Japiassu (1976, p. 72) informa que a melhor maneira de precisar o termo interdisciplinaridade é estabelecer um quadro de atividades. Para tanto, diferencia disciplinaridade e disciplina. Para o autor, "disciplina tem o mesmo sentido que ciência" e disciplinaridade é o "conjunto sistemático e organizado de conhecimentos que apresentam características próprias nos planos do ensino, da formação, dos métodos e das matérias". O autor concentra-se no termo interdisciplinar por achar que, dentre os conceitos vizinhos, como multidisciplinaridede, pluridisciplinaridede e transdisciplinaridede, apenas o interdisciplinar exprime o papel atual da epistemologia das ciências humanas, porém, como outros autores, compara aqueles termos ao interdisciplinar, com vistas à melhor descrição e distinção. A idéia de Japiassu (1976, p. 73/74) é tornar clara a utilização de cada termo dentro de um conceito de colaboração, e neste contexto utiliza-se do trabalho de Jantsch, para ilustrar a interdisciplinaridade:

Axiomática [proposição, premissa evidente por si mesma] comum a um grupo de disciplinas conexas e definida no nível hierárquico imediatamente superior, o que traduz a noção de finalidade.
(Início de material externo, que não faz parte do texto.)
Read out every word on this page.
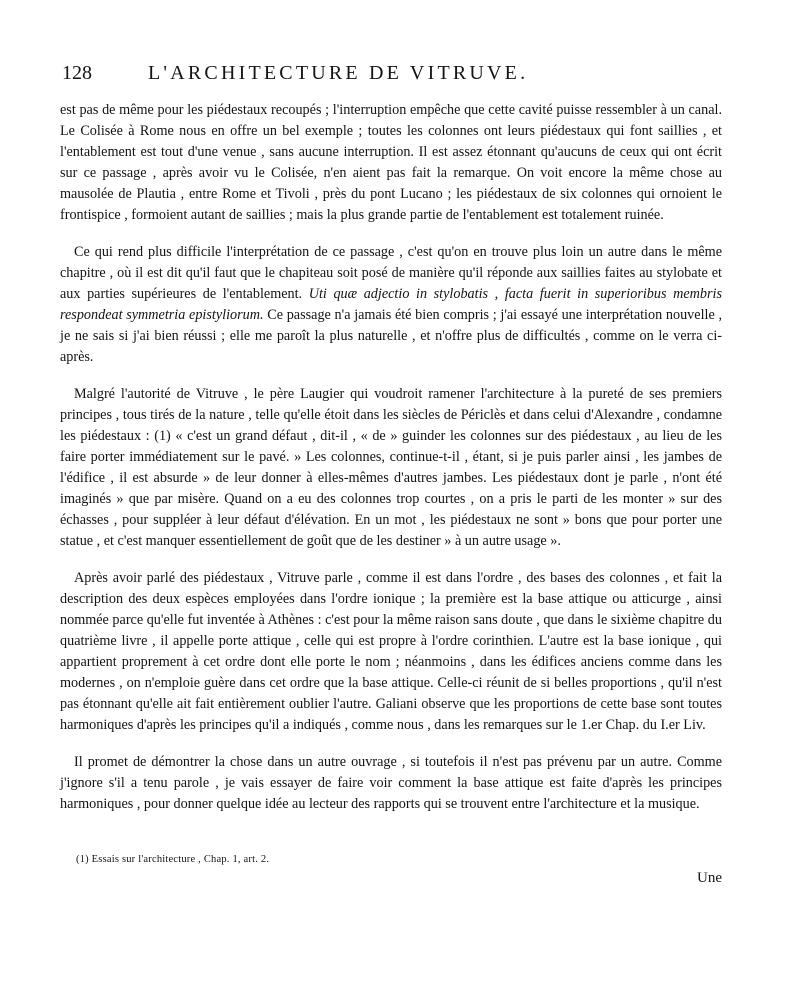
128	L'ARCHITECTURE DE VITRUVE.

est pas de même pour les piédestaux recoupés ; l'interruption empêche que cette cavité puisse ressembler à un canal. Le Colisée à Rome nous en offre un bel exemple ; toutes les colonnes ont leurs piédestaux qui font saillies , et l'entablement est tout d'une venue , sans aucune interruption. Il est assez étonnant qu'aucuns de ceux qui ont écrit sur ce passage , après avoir vu le Colisée, n'en aient pas fait la remarque. On voit encore la même chose au mausolée de Plautia , entre Rome et Tivoli , près du pont Lucano ; les piédestaux de six colonnes qui ornoient le frontispice , formoient autant de saillies ; mais la plus grande partie de l'entablement est totalement ruinée.

Ce qui rend plus difficile l'interprétation de ce passage , c'est qu'on en trouve plus loin un autre dans le même chapitre , où il est dit qu'il faut que le chapiteau soit posé de manière qu'il réponde aux saillies faites au stylobate et aux parties supérieures de l'entablement. Uti quæ adjectio in stylobatis , facta fuerit in superioribus membris respondeat symmetria epistyliorum. Ce passage n'a jamais été bien compris ; j'ai essayé une interprétation nouvelle , je ne sais si j'ai bien réussi ; elle me paroît la plus naturelle , et n'offre plus de difficultés , comme on le verra ci-après.

Malgré l'autorité de Vitruve , le père Laugier qui voudroit ramener l'architecture à la pureté de ses premiers principes , tous tirés de la nature , telle qu'elle étoit dans les siècles de Périclès et dans celui d'Alexandre , condamne les piédestaux : (1) « c'est un grand défaut , dit-il , « de » guinder les colonnes sur des piédestaux , au lieu de les faire porter immédiatement sur le pavé. » Les colonnes, continue-t-il , étant, si je puis parler ainsi , les jambes de l'édifice , il est absurde » de leur donner à elles-mêmes d'autres jambes. Les piédestaux dont je parle , n'ont été imaginés » que par misère. Quand on a eu des colonnes trop courtes , on a pris le parti de les monter » sur des échasses , pour suppléer à leur défaut d'élévation. En un mot , les piédestaux ne sont » bons que pour porter une statue , et c'est manquer essentiellement de goût que de les destiner » à un autre usage ».

Après avoir parlé des piédestaux , Vitruve parle , comme il est dans l'ordre , des bases des colonnes , et fait la description des deux espèces employées dans l'ordre ionique ; la première est la base attique ou atticurge , ainsi nommée parce qu'elle fut inventée à Athènes : c'est pour la même raison sans doute , que dans le sixième chapitre du quatrième livre , il appelle porte attique , celle qui est propre à l'ordre corinthien. L'autre est la base ionique , qui appartient proprement à cet ordre dont elle porte le nom ; néanmoins , dans les édifices anciens comme dans les modernes , on n'emploie guère dans cet ordre que la base attique. Celle-ci réunit de si belles proportions , qu'il n'est pas étonnant qu'elle ait fait entièrement oublier l'autre. Galiani observe que les proportions de cette base sont toutes harmoniques d'après les principes qu'il a indiqués , comme nous , dans les remarques sur le 1.er Chap. du I.er Liv.

Il promet de démontrer la chose dans un autre ouvrage , si toutefois il n'est pas prévenu par un autre. Comme j'ignore s'il a tenu parole , je vais essayer de faire voir comment la base attique est faite d'après les principes harmoniques , pour donner quelque idée au lecteur des rapports qui se trouvent entre l'architecture et la musique.

(1) Essais sur l'architecture , Chap. 1, art. 2.
Une
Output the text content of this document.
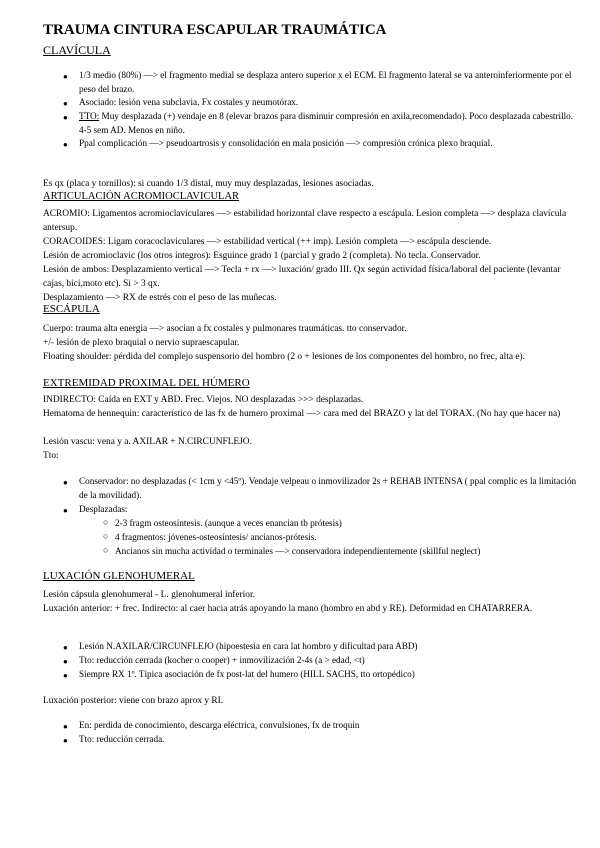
TRAUMA CINTURA ESCAPULAR TRAUMÁTICA
CLAVÍCULA
● 1/3 medio (80%) —> el fragmento medial se desplaza antero superior x el ECM. El fragmento lateral se va anteroinferiormente por el peso del brazo.
● Asociado: lesión vena subclavia. Fx costales y neumotórax.
● TTO: Muy desplazada (+) vendaje en 8 (elevar brazos para disminuir compresión en axila,recomendado). Poco desplazada cabestrillo. 4-5 sem AD. Menos en niño.
● Ppal complicación —> pseudoartrosis y consolidación en mala posición —> compresión crónica plexo braquial.
Es qx (placa y tornillos): si cuando 1/3 distal, muy muy desplazadas, lesiones asociadas.
ARTICULACIÓN ACROMIOCLAVICULAR
ACROMIO: Ligamentos acromioclaviculares —> estabilidad horizontal clave respecto a escápula. Lesion completa —> desplaza clavícula antersup.
CORACOIDES: Ligam coracoclaviculares —> estabilidad vertical (++ imp). Lesión completa —> escápula desciende.
Lesión de acromioclavic (los otros integros): Esguince grado 1 (parcial y grado 2 (completa). No tecla. Conservador.
Lesión de ambos: Desplazamiento vertical —> Tecla + rx —> luxación/ grado III. Qx según actividad física/laboral del paciente (levantar cajas, bici,moto etc). Si > 3 qx.
Desplazamiento —> RX de estrés con el peso de las muñecas.
ESCÁPULA
Cuerpo: trauma alta energia —> asocian a fx costales y pulmonares traumáticas. tto conservador.
+/- lesión de plexo braquial o nervio supraescapular.
Floating shoulder: pérdida del complejo suspensorio del hombro (2 o + lesiones de los componentes del hombro, no frec, alta e).
EXTREMIDAD PROXIMAL DEL HÚMERO
INDIRECTO: Caída en EXT y ABD. Frec. Viejos. NO desplazadas >>> desplazadas.
Hematoma de hennequin: característico de las fx de humero proximal —> cara med del BRAZO y lat del TORAX. (No hay que hacer na)
Lesión vascu: vena y a. AXILAR + N.CIRCUNFLEJO.
Tto:
● Conservador: no desplazadas (< 1cm y <45º). Vendaje velpeau o inmovilizador 2s + REHAB INTENSA ( ppal complic es la limitación de la movilidad).
● Desplazadas:
○ 2-3 fragm osteosíntesis. (aunque a veces enancian tb prótesis)
○ 4 fragmentos: jóvenes-osteosíntesis/ ancianos-prótesis.
○ Ancianos sin mucha actividad o terminales —> conservadora independientemente (skillful neglect)
LUXACIÓN GLENOHUMERAL
Lesión cápsula glenohumeral - L. glenohumeral inferior.
Luxación anterior: + frec. Indirecto: al caer hacia atrás apoyando la mano (hombro en abd y RE). Deformidad en CHATARRERA.
● Lesión N.AXILAR/CIRCUNFLEJO (hipoestesia en cara lat hombro y dificultad para ABD)
● Tto: reducción cerrada (kocher o cooper) + inmovilización 2-4s (a > edad, <t)
● Siempre RX 1º. Típica asociación de fx post-lat del humero (HILL SACHS, tto ortopédico)
Luxación posterior: viene con brazo aprox y RI.
● En: perdida de conocimiento, descarga eléctrica, convulsiones, fx de troquin
● Tto: reducción cerrada.
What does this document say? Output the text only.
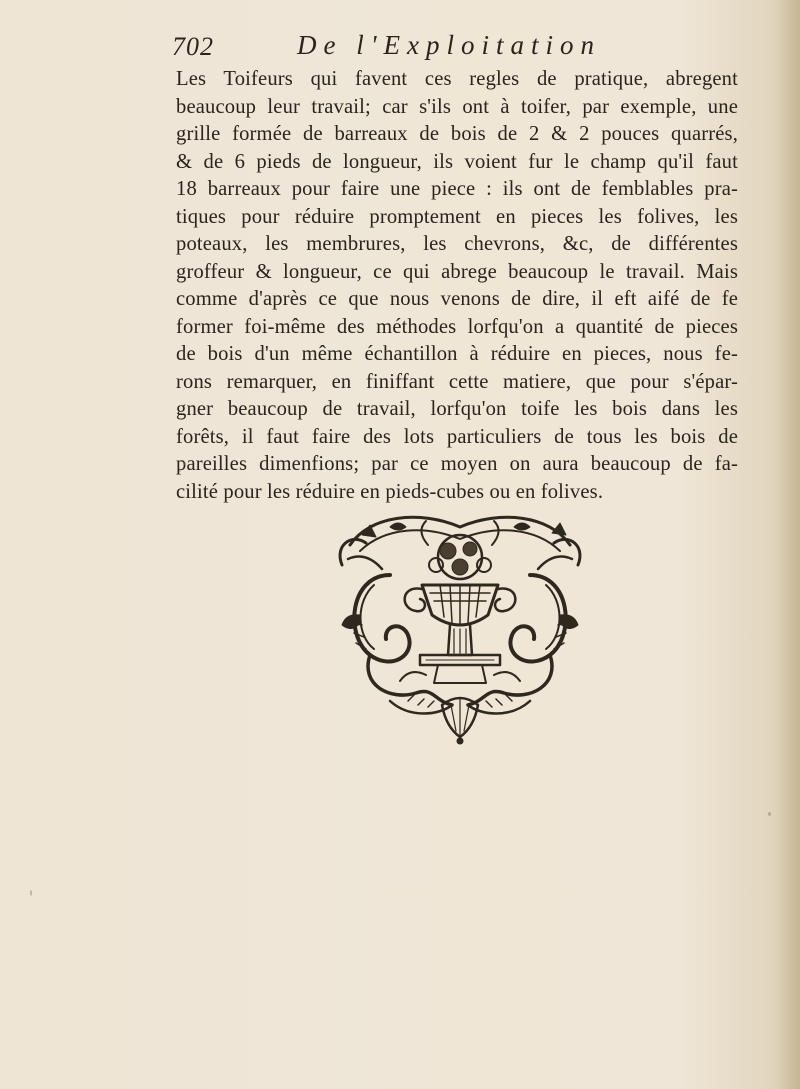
702	De l'Exploitation
Les Toifeurs qui favent ces regles de pratique, abregent
beaucoup leur travail; car s'ils ont à toifer, par exemple, une
grille formée de barreaux de bois de 2 & 2 pouces quarrés,
& de 6 pieds de longueur, ils voient fur le champ qu'il faut
18 barreaux pour faire une piece : ils ont de femblables pra-
tiques pour réduire promptement en pieces les folives, les
poteaux, les membrures, les chevrons, &c, de différentes
groffeur & longueur, ce qui abrege beaucoup le travail. Mais
comme d'après ce que nous venons de dire, il eft aifé de fe
former foi-même des méthodes lorfqu'on a quantité de pieces
de bois d'un même échantillon à réduire en pieces, nous fe-
rons remarquer, en finiffant cette matiere, que pour s'épar-
gner beaucoup de travail, lorfqu'on toife les bois dans les
forêts, il faut faire des lots particuliers de tous les bois de
pareilles dimenfions; par ce moyen on aura beaucoup de fa-
cilité pour les réduire en pieds-cubes ou en folives.
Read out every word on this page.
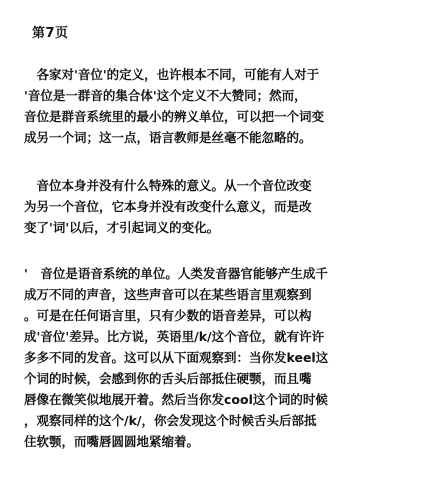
第7页
　各家对'音位'的定义，也许根本不同，可能有人对于
'音位是一群音的集合体'这个定义不大赞同；然而，
音位是群音系统里的最小的辨义单位，可以把一个词变
成另一个词；这一点，语言教师是丝毫不能忽略的。
　音位本身并没有什么特殊的意义。从一个音位改变
为另一个音位，它本身并没有改变什么意义，而是改
变了'词'以后，才引起词义的变化。
'　音位是语音系统的单位。人类发音器官能够产生成千
成万不同的声音，这些声音可以在某些语言里观察到
。可是在任何语言里，只有少数的语音差异，可以构
成'音位'差异。比方说，英语里/k/这个音位，就有许许
多多不同的发音。这可以从下面观察到：当你发keel这
个词的时候，会感到你的舌头后部抵住硬颚，而且嘴
唇像在微笑似地展开着。然后当你发cool这个词的时候
，观察同样的这个/k/，你会发现这个时候舌头后部抵
住软颚，而嘴唇圆圆地紧缩着。
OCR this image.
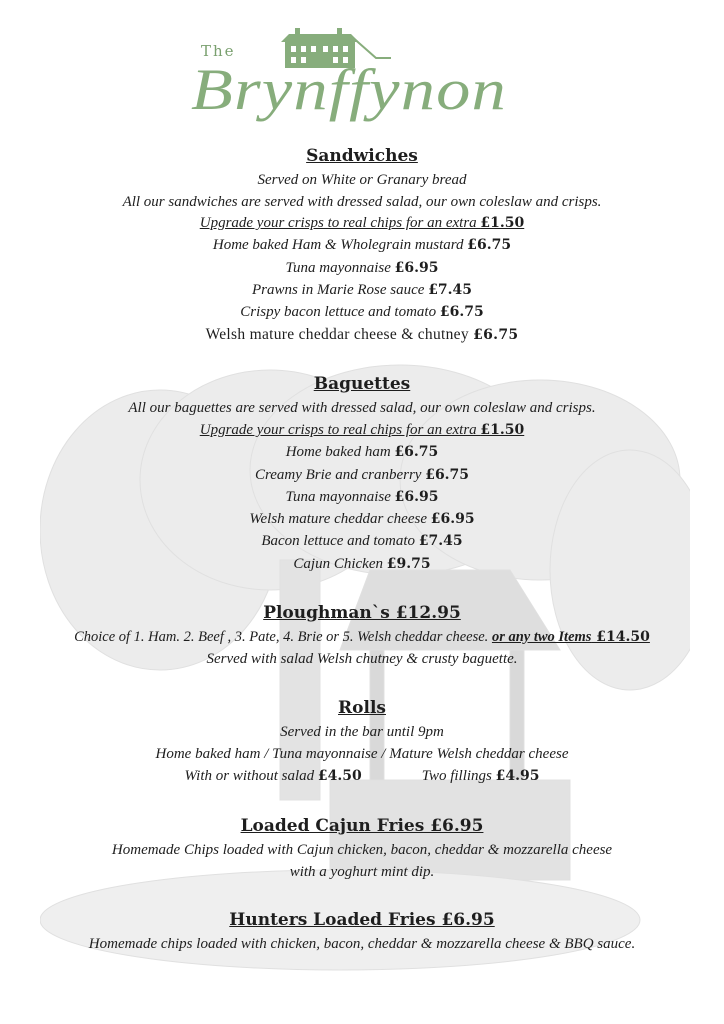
The
Brynffynon
Sandwiches
Served on White or Granary bread
All our sandwiches are served with dressed salad, our own coleslaw and crisps.
Upgrade your crisps to real chips for an extra £1.50
Home baked Ham & Wholegrain mustard £6.75
Tuna mayonnaise £6.95
Prawns in Marie Rose sauce £7.45
Crispy bacon lettuce and tomato £6.75
Welsh mature cheddar cheese & chutney £6.75
Baguettes
All our baguettes are served with dressed salad, our own coleslaw and crisps.
Upgrade your crisps to real chips for an extra £1.50
Home baked ham £6.75
Creamy Brie and cranberry £6.75
Tuna mayonnaise £6.95
Welsh mature cheddar cheese £6.95
Bacon lettuce and tomato £7.45
Cajun Chicken £9.75
Ploughman`s £12.95
Choice of 1. Ham. 2. Beef , 3. Pate, 4. Brie or 5. Welsh cheddar cheese. or any two Items £14.50
Served with salad Welsh chutney & crusty baguette.
Rolls
Served in the bar until 9pm
Home baked ham / Tuna mayonnaise / Mature Welsh cheddar cheese
With or without salad £4.50	Two fillings £4.95
Loaded Cajun Fries £6.95
Homemade Chips loaded with Cajun chicken, bacon, cheddar & mozzarella cheese
with a yoghurt mint dip.
Hunters Loaded Fries £6.95
Homemade chips loaded with chicken, bacon, cheddar & mozzarella cheese & BBQ sauce.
Sistema de dois níveis e de objetos múltiplos; coordenação procedendo do nível superior.

Para Japiassu (1976, p. 74), a interdisciplinaridade se diferencia pela intensidade das trocas entre os especialistas, pelo grau de integração disciplinar, pela integração conceitual e metodológica. O interdisciplinar se destaca por estar além de um simples monólogo, ou de um diálogo paralelo, poisa interdisciplinaridade visa à união do conhecimento. O papel do interdisciplinar, conclui Japiassu (1976, p. 75),

consiste, primordialmente, em lançar uma ponte para religar as fronteiras que haviam sido estabelecidas anteriormente entre disciplinas com o objetivo preciso de assegurar a cada uma seu caráter propriamente positivo, segundo modos particulares e com resultados específicos.

Olga Pombo (2004a, p. 10), autora portuguesa, com textos escritos sobre interdisciplinaridade, define parâmetros e propõe acordo terminológico e conceitos, por entender que "ninguém sabe exatamente o que é a interdisciplinaridade, o que identifica as práticas interdisciplinares".

Ao reunir extratos de conceitos na literatura, Pombo (2004a, p.10) sintetiza da seguinte forma:

O significado da palavra interdisciplinaridade é objecto de significativas flutuações: da simples cooperação de disciplinas ao seu intercâmbio mútuo e integração recíproca ou, ainda, a uma integração capaz de romper a estrutura de cada disciplina e alcançar uma axiomática comum.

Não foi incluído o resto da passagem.